La littérature publiée par bon nombre d’anthropologues a décrit les chamanes comme des êtres souffrant d’instabilité psychique. Si cette conception médicale est un peu extrémiste, il est néanmoins vrai que l’exercice du chamanisme implique des pratiques extrêmes et une discipline draconienne, faite de privations et d’absorption de substances potentiellement dangereuses et qui peuvent quelquefois perturber le pratiquant.
Il n’est pas une communauté traditionnelle qui ne décrive pas le chamanisme comme une expérience psychique éprouvante. Combien de chamanes ont tout d’abord refusé l’appel surnaturel qui s’éveillait en eux ? Les Indiens Mohave croient que tout chamane en puissance qui refuse l’appel surnaturel devient fou.
Preuve que le chamanisme est une pratique respectable, peu de novice reconnaissent le désir inné d’embrasser la profession : l’apprentissage est trop difficile, les privations éprouvantes. Un vrai chamane ne pratique jamais par plaisir, mais par devoir envers sa communauté.
Parfois, ceux-là même qui ont accepté la charge chamanique, en viennent à ressentir la douloureuse pesanteur de leur mode de vie.
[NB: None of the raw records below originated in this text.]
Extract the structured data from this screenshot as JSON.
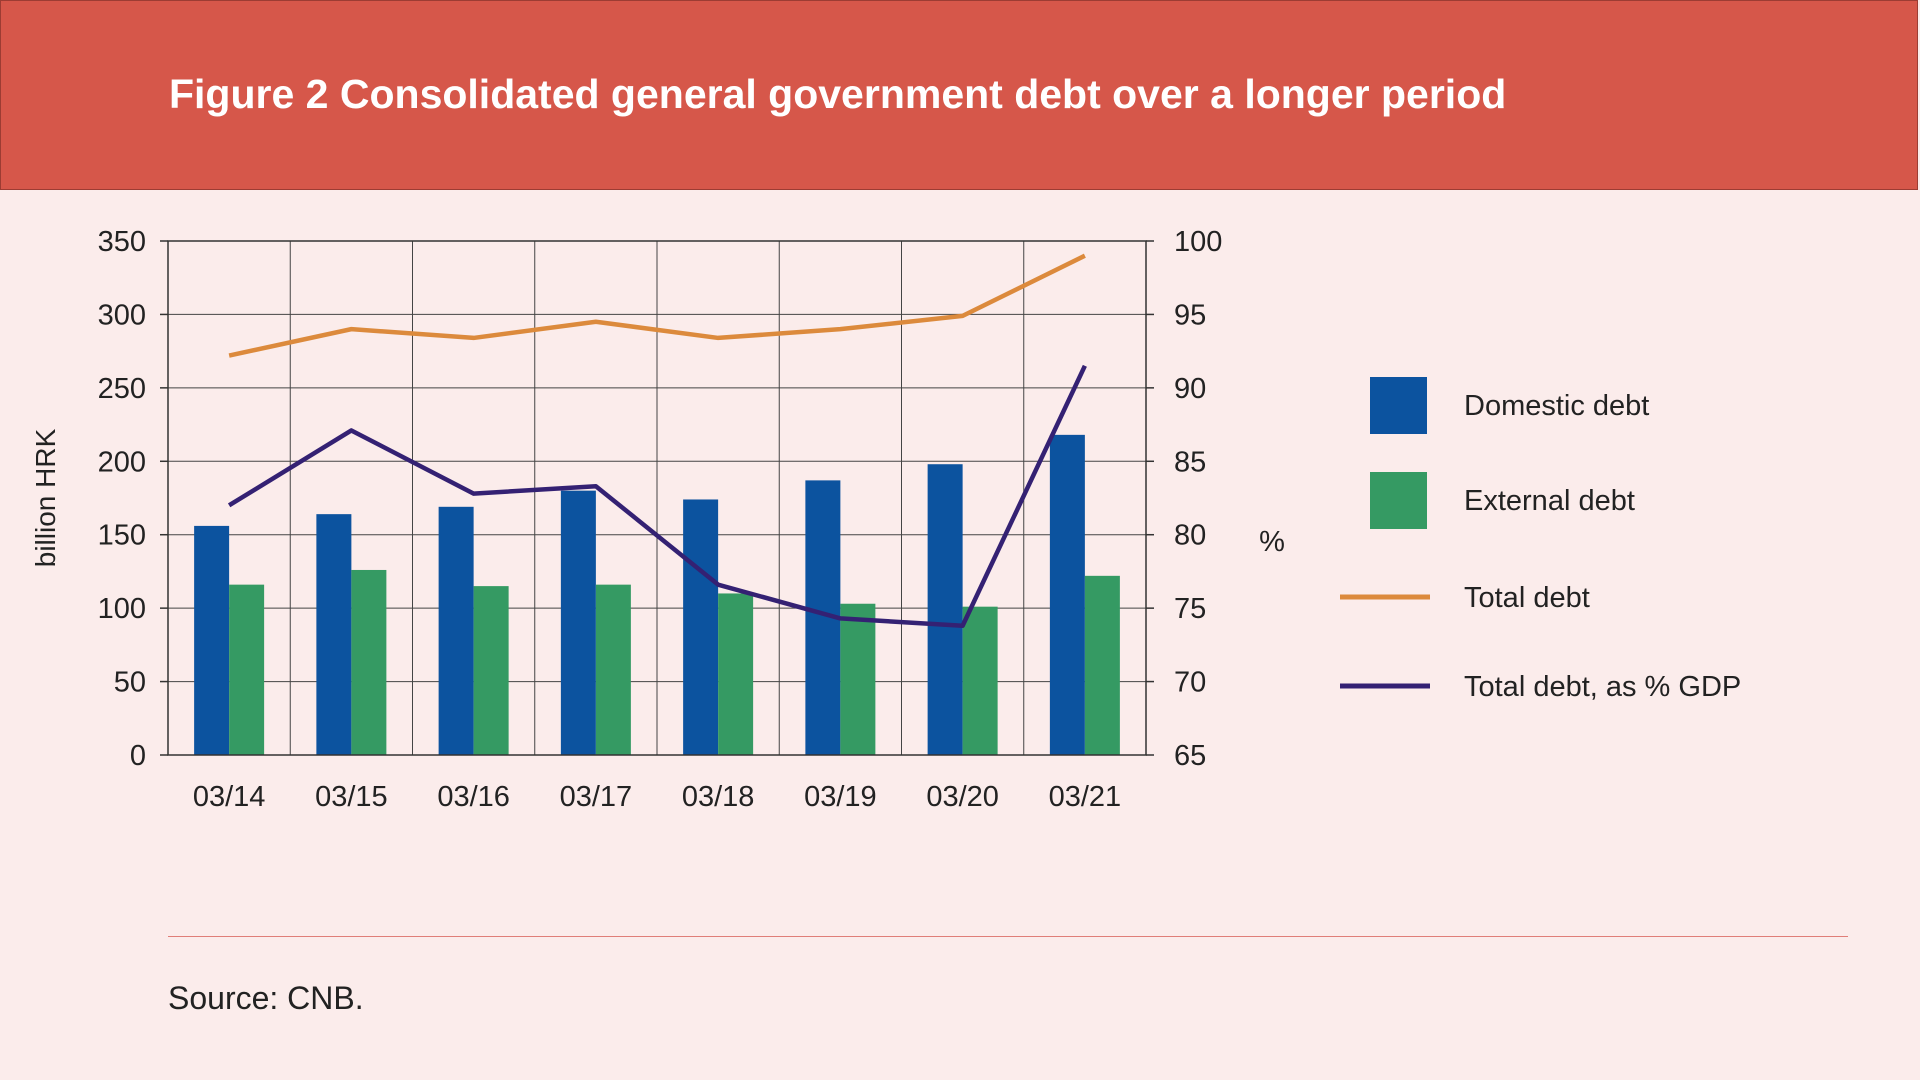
{
  "header": {
    "title": "Figure 2 Consolidated general government debt over a longer period"
  },
  "source": "Source: CNB.",
  "colors": {
    "header_bg": "#d6574a",
    "page_bg": "#fbeceb",
    "domestic": "#0c539f",
    "external": "#359a63",
    "total_debt": "#dc8a3c",
    "debt_gdp": "#342173"
  },
  "chart_data": {
    "type": "bar",
    "title": "Figure 2 Consolidated general government debt over a longer period",
    "categories": [
      "03/14",
      "03/15",
      "03/16",
      "03/17",
      "03/18",
      "03/19",
      "03/20",
      "03/21"
    ],
    "ylabel": "billion HRK",
    "ylabel_right": "%",
    "ylim": [
      0,
      350
    ],
    "ylim_right": [
      65,
      100
    ],
    "yticks": [
      "350",
      "300",
      "250",
      "200",
      "150",
      "100",
      "50",
      "0"
    ],
    "yticks_right": [
      "100",
      "95",
      "90",
      "85",
      "80",
      "75",
      "70",
      "65"
    ],
    "grid": true,
    "legend_position": "right",
    "series": [
      {
        "name": "Domestic debt",
        "type": "bar",
        "axis": "left",
        "color": "#0c539f",
        "values": [
          156,
          164,
          169,
          180,
          174,
          187,
          198,
          218
        ]
      },
      {
        "name": "External debt",
        "type": "bar",
        "axis": "left",
        "color": "#359a63",
        "values": [
          116,
          126,
          115,
          116,
          110,
          103,
          101,
          122
        ]
      },
      {
        "name": "Total debt",
        "type": "line",
        "axis": "left",
        "color": "#dc8a3c",
        "values": [
          272,
          290,
          284,
          295,
          284,
          290,
          299,
          340
        ]
      },
      {
        "name": "Total debt, as % GDP",
        "type": "line",
        "axis": "right",
        "color": "#342173",
        "values": [
          82.0,
          87.1,
          82.8,
          83.3,
          76.6,
          74.3,
          73.8,
          91.5
        ]
      }
    ]
  }
}
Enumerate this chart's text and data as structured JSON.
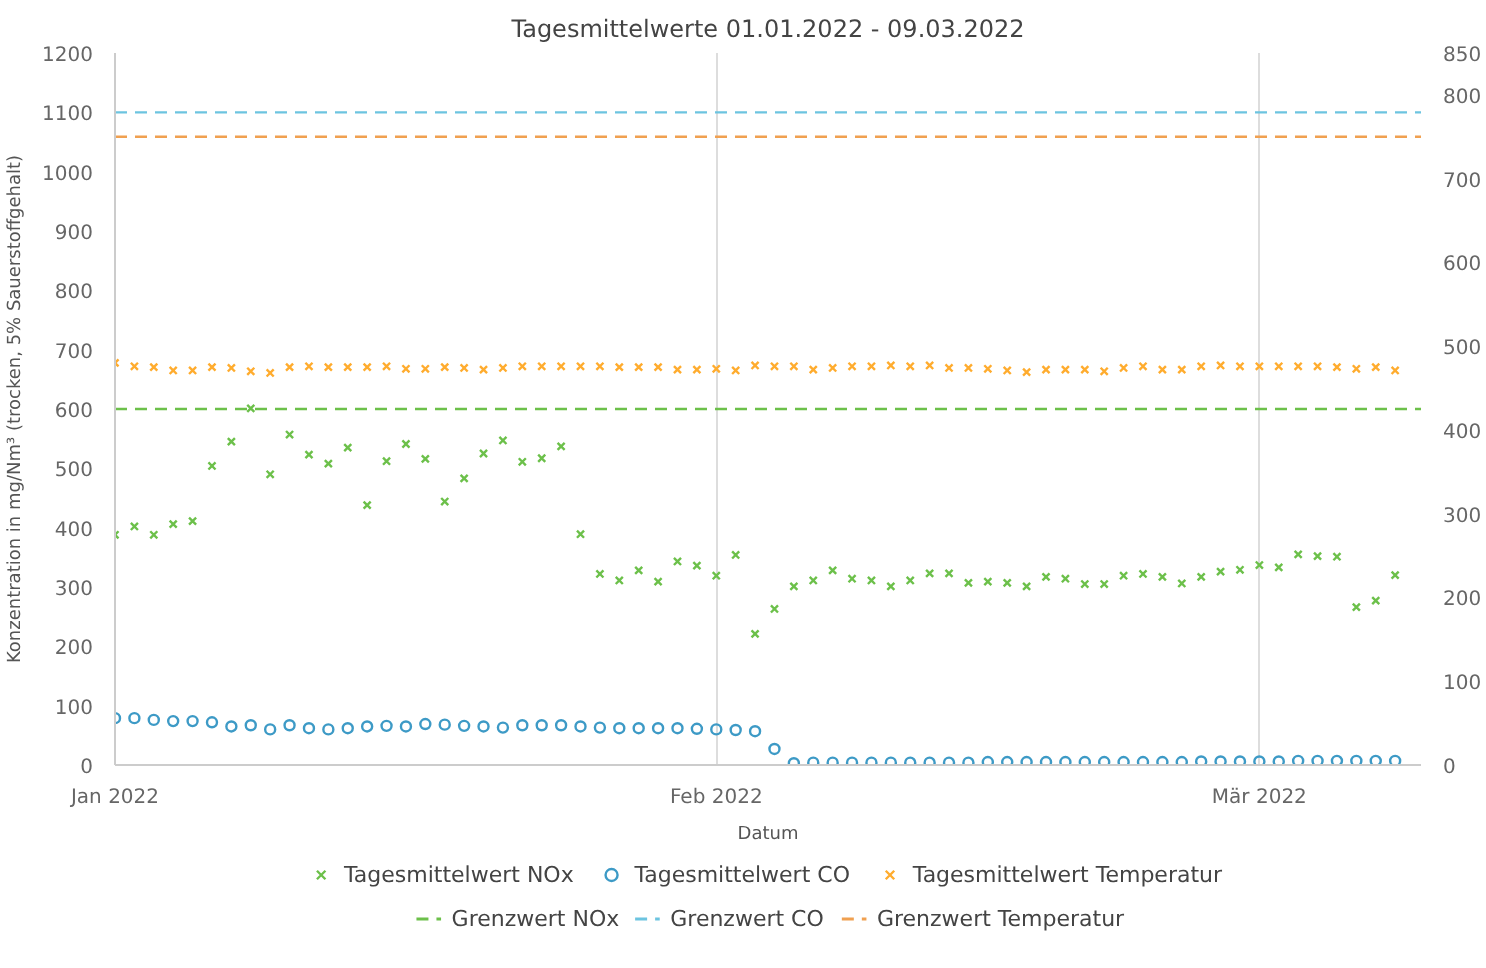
{
  "chart_data": {
    "type": "scatter",
    "title": "Tagesmittelwerte 01.01.2022 - 09.03.2022",
    "xlabel": "Datum",
    "ylabel": "Konzentration in mg/Nm³ (trocken, 5% Sauerstoffgehalt)",
    "x": [
      "2022-01-01",
      "2022-01-02",
      "2022-01-03",
      "2022-01-04",
      "2022-01-05",
      "2022-01-06",
      "2022-01-07",
      "2022-01-08",
      "2022-01-09",
      "2022-01-10",
      "2022-01-11",
      "2022-01-12",
      "2022-01-13",
      "2022-01-14",
      "2022-01-15",
      "2022-01-16",
      "2022-01-17",
      "2022-01-18",
      "2022-01-19",
      "2022-01-20",
      "2022-01-21",
      "2022-01-22",
      "2022-01-23",
      "2022-01-24",
      "2022-01-25",
      "2022-01-26",
      "2022-01-27",
      "2022-01-28",
      "2022-01-29",
      "2022-01-30",
      "2022-01-31",
      "2022-02-01",
      "2022-02-02",
      "2022-02-03",
      "2022-02-04",
      "2022-02-05",
      "2022-02-06",
      "2022-02-07",
      "2022-02-08",
      "2022-02-09",
      "2022-02-10",
      "2022-02-11",
      "2022-02-12",
      "2022-02-13",
      "2022-02-14",
      "2022-02-15",
      "2022-02-16",
      "2022-02-17",
      "2022-02-18",
      "2022-02-19",
      "2022-02-20",
      "2022-02-21",
      "2022-02-22",
      "2022-02-23",
      "2022-02-24",
      "2022-02-25",
      "2022-02-26",
      "2022-02-27",
      "2022-02-28",
      "2022-03-01",
      "2022-03-02",
      "2022-03-03",
      "2022-03-04",
      "2022-03-05",
      "2022-03-06",
      "2022-03-07",
      "2022-03-08"
    ],
    "series": [
      {
        "name": "Tagesmittelwert NOx",
        "color": "#6cc04a",
        "marker": "cross",
        "values": [
          388,
          402,
          388,
          406,
          411,
          504,
          545,
          601,
          490,
          557,
          523,
          508,
          535,
          438,
          512,
          541,
          516,
          444,
          483,
          525,
          547,
          511,
          517,
          537,
          389,
          322,
          311,
          328,
          309,
          343,
          336,
          319,
          354,
          221,
          263,
          301,
          311,
          328,
          314,
          311,
          301,
          311,
          323,
          323,
          307,
          309,
          307,
          301,
          317,
          314,
          305,
          305,
          319,
          322,
          317,
          306,
          317,
          326,
          329,
          337,
          333,
          355,
          352,
          351,
          266,
          277,
          320
        ]
      },
      {
        "name": "Tagesmittelwert CO",
        "color": "#3d9ac6",
        "marker": "circle",
        "values": [
          79,
          79,
          76,
          74,
          74,
          72,
          65,
          67,
          60,
          67,
          62,
          60,
          62,
          65,
          66,
          65,
          69,
          68,
          66,
          65,
          63,
          67,
          67,
          67,
          65,
          63,
          62,
          62,
          62,
          62,
          61,
          60,
          59,
          57,
          27,
          3,
          4,
          4,
          4,
          4,
          4,
          4,
          4,
          4,
          4,
          5,
          5,
          5,
          5,
          5,
          5,
          5,
          5,
          5,
          5,
          5,
          6,
          6,
          6,
          6,
          6,
          7,
          7,
          7,
          7,
          7,
          7
        ]
      },
      {
        "name": "Tagesmittelwert Temperatur",
        "color": "#ffac2e",
        "marker": "cross",
        "axis": "y2",
        "values": [
          480,
          476,
          475,
          471,
          471,
          475,
          474,
          470,
          468,
          475,
          476,
          475,
          475,
          475,
          476,
          473,
          473,
          475,
          474,
          472,
          474,
          476,
          476,
          476,
          476,
          476,
          475,
          475,
          475,
          472,
          472,
          473,
          471,
          477,
          476,
          476,
          472,
          474,
          476,
          476,
          477,
          476,
          477,
          474,
          474,
          473,
          471,
          469,
          472,
          472,
          472,
          470,
          474,
          476,
          472,
          472,
          476,
          477,
          476,
          476,
          476,
          476,
          476,
          475,
          473,
          475,
          471
        ]
      }
    ],
    "ref_lines": [
      {
        "axis": "y",
        "value": 600,
        "label": "Grenzwert NOx",
        "color": "#6cc04a",
        "line_style": "dashed"
      },
      {
        "axis": "y",
        "value": 1100,
        "label": "Grenzwert CO",
        "color": "#6cc4e0",
        "line_style": "dashed"
      },
      {
        "axis": "y2",
        "value": 750,
        "label": "Grenzwert Temperatur",
        "color": "#f0a050",
        "line_style": "dashed"
      }
    ],
    "xlim": [
      "2022-01-01",
      "2022-03-09T08:00"
    ],
    "xticks": [
      {
        "value": "2022-01-01",
        "label": "Jan 2022"
      },
      {
        "value": "2022-02-01",
        "label": "Feb 2022"
      },
      {
        "value": "2022-03-01",
        "label": "Mär 2022"
      }
    ],
    "ylim": [
      0,
      1200
    ],
    "yticks": [
      0,
      100,
      200,
      300,
      400,
      500,
      600,
      700,
      800,
      900,
      1000,
      1100,
      1200
    ],
    "y2lim": [
      0,
      850
    ],
    "y2ticks": [
      0,
      100,
      200,
      300,
      400,
      500,
      600,
      700,
      800,
      850
    ],
    "grid": "x",
    "legend": "bottom"
  }
}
Ils vont même jusqu’à se suicider par procuration, en devenant sorcier et en se tournant vers les forces du mal, ce qui, face leur communauté, peut susciter leur propre assassinat (lire : La face obscure du chamane).
Alors que le chamane est supposé intercéder avec les esprits pour le bien de sa communauté, il en est aussi un « élément social perturbateur ». A la fois fou et intellectuellement habile botaniste, magnifique psychologue et superbe communicateur, le chamane est à la fois craint et respecté, démuni et méprisé.
La vocation chamanique peut faire penser à plus d’un égard, à une forme de folie et d’instabilité psychique. La différence, au sens médical occidental de nos observateurs, c’est qu’un chamane est doté d’un extraordinaire pouvoir de maîtrise de son esprit en dehors des cérémonies.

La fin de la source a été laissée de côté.